Le procédé le plus utilisé consiste à créer des aires de lavage étanches – pour ne pas contaminer le sol – avec récupération des eaux de lavage polluées. Ensuite, les eaux sont traitées avec un débourbeur-deshuileur, procédé qui consiste à séparer les hydrocarbures, les boues et les eaux. «Les boues partent dans un centre d'enfouissement technique, explique Elise Nicaise. Selon la charge en hydrocarbures, elles sont considérées comme des déchets industriels banals ou dangereux.» En général, un chantier aménage une aire, voire deux pour les plus importants d'entre eux. «Chez DTP terrassement, notre but est d'optimiser ces aires de lavage en prenant soin de bien former nos équipes. Cela passe aussi par l'utilisation des aires pour réparer les engins qui ont des fuites», indique la responsable qualité et environnement.

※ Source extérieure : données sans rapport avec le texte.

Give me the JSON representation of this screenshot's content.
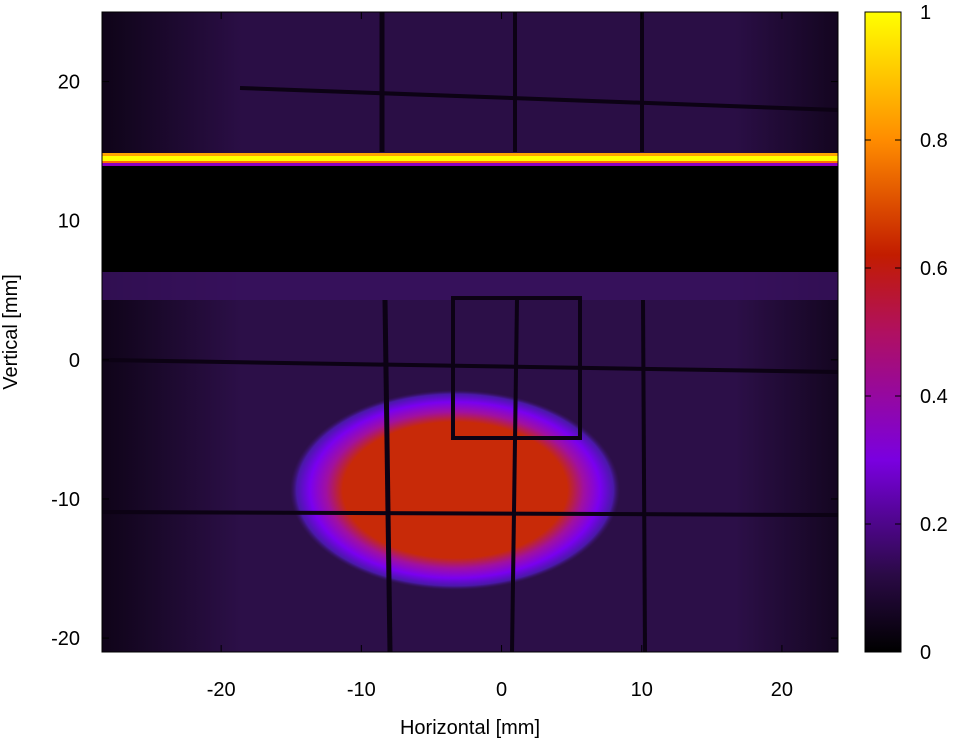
{
  "chart_data": {
    "type": "heatmap",
    "title": "",
    "xlabel": "Horizontal [mm]",
    "ylabel": "Vertical [mm]",
    "xlim": [
      -28.5,
      24
    ],
    "ylim": [
      -21,
      25
    ],
    "xticks": [
      -20,
      -10,
      0,
      10,
      20
    ],
    "yticks": [
      -20,
      -10,
      0,
      10,
      20
    ],
    "xtick_labels": [
      "-20",
      "-10",
      "0",
      "10",
      "20"
    ],
    "ytick_labels": [
      "-20",
      "-10",
      "0",
      "10",
      "20"
    ],
    "colorbar": {
      "range": [
        0,
        1
      ],
      "ticks": [
        0,
        0.2,
        0.4,
        0.6,
        0.8,
        1
      ],
      "tick_labels": [
        "0",
        "0.2",
        "0.4",
        "0.6",
        "0.8",
        "1"
      ],
      "colormap": "gnuplot (black-purple-red-orange-yellow)",
      "stops": [
        "#000000",
        "#2a0a45",
        "#7a00e0",
        "#c21c00",
        "#ff8c00",
        "#ffff00"
      ]
    },
    "regions": [
      {
        "name": "background",
        "value": 0.05
      },
      {
        "name": "bright-stripe",
        "x": [
          -28.5,
          24
        ],
        "y": [
          14.2,
          15
        ],
        "value": 1.0
      },
      {
        "name": "dark-band",
        "x": [
          -28.5,
          24
        ],
        "y": [
          6.3,
          14.2
        ],
        "value": 0.0
      },
      {
        "name": "beam-spot",
        "center": [
          -3.5,
          -9
        ],
        "radius": [
          11.5,
          6.5
        ],
        "value": 0.55
      },
      {
        "name": "inner-rectangle",
        "x": [
          -3.5,
          5.5
        ],
        "y": [
          -5.5,
          4.5
        ],
        "value": 0.08
      }
    ],
    "grid_lines_mm": {
      "vertical": [
        -9,
        0.5,
        10
      ],
      "horizontal": [
        20,
        -0.5,
        -11
      ]
    }
  }
}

Ce procédé n'a pas satisfait Luc Lecompte, directeur du matériel chez GTM terrassement (chiffre d'affaires de 287 millions d'euros), filiale du groupe Vinci, et directeur général de GTM matériel: «le transfert des machines jusqu'aux aires de lavage est long. Il faut compter une demie journée pour l'aller et une autre demie journée pour le retour. Or l'engin est fait pour travailler.» GTM terrassement a donc développé un système plus mobile, récompensé récemment par un "trophée des technologies économes et propres" organisé par l'Ademe. Il s'agit d'un kit de nettoyage sans eau qui projette des microgranulats de bicarbonate de soude, substance chimique qui lave sans enlever la peinture. «Le principe est de mettre un géotextile en dessous de l'engin qui retient les polluants. Après le nettoyage, on replie la bâche, on récupère les déchets et on les traite.» Le temps d'immobilisation des engins a diminué de 64% et la consommation d'énergie de 75% par rapport au lavage sur une aire classique. Le kit est utilisé depuis un an et demi et a déjà participé à trois campagnes. A terme, trois à quatre appareils seront nécessaires, selon Luc Lecompte, pour effectuer les 1.500 lavages annuels de l'entreprise de terrassement.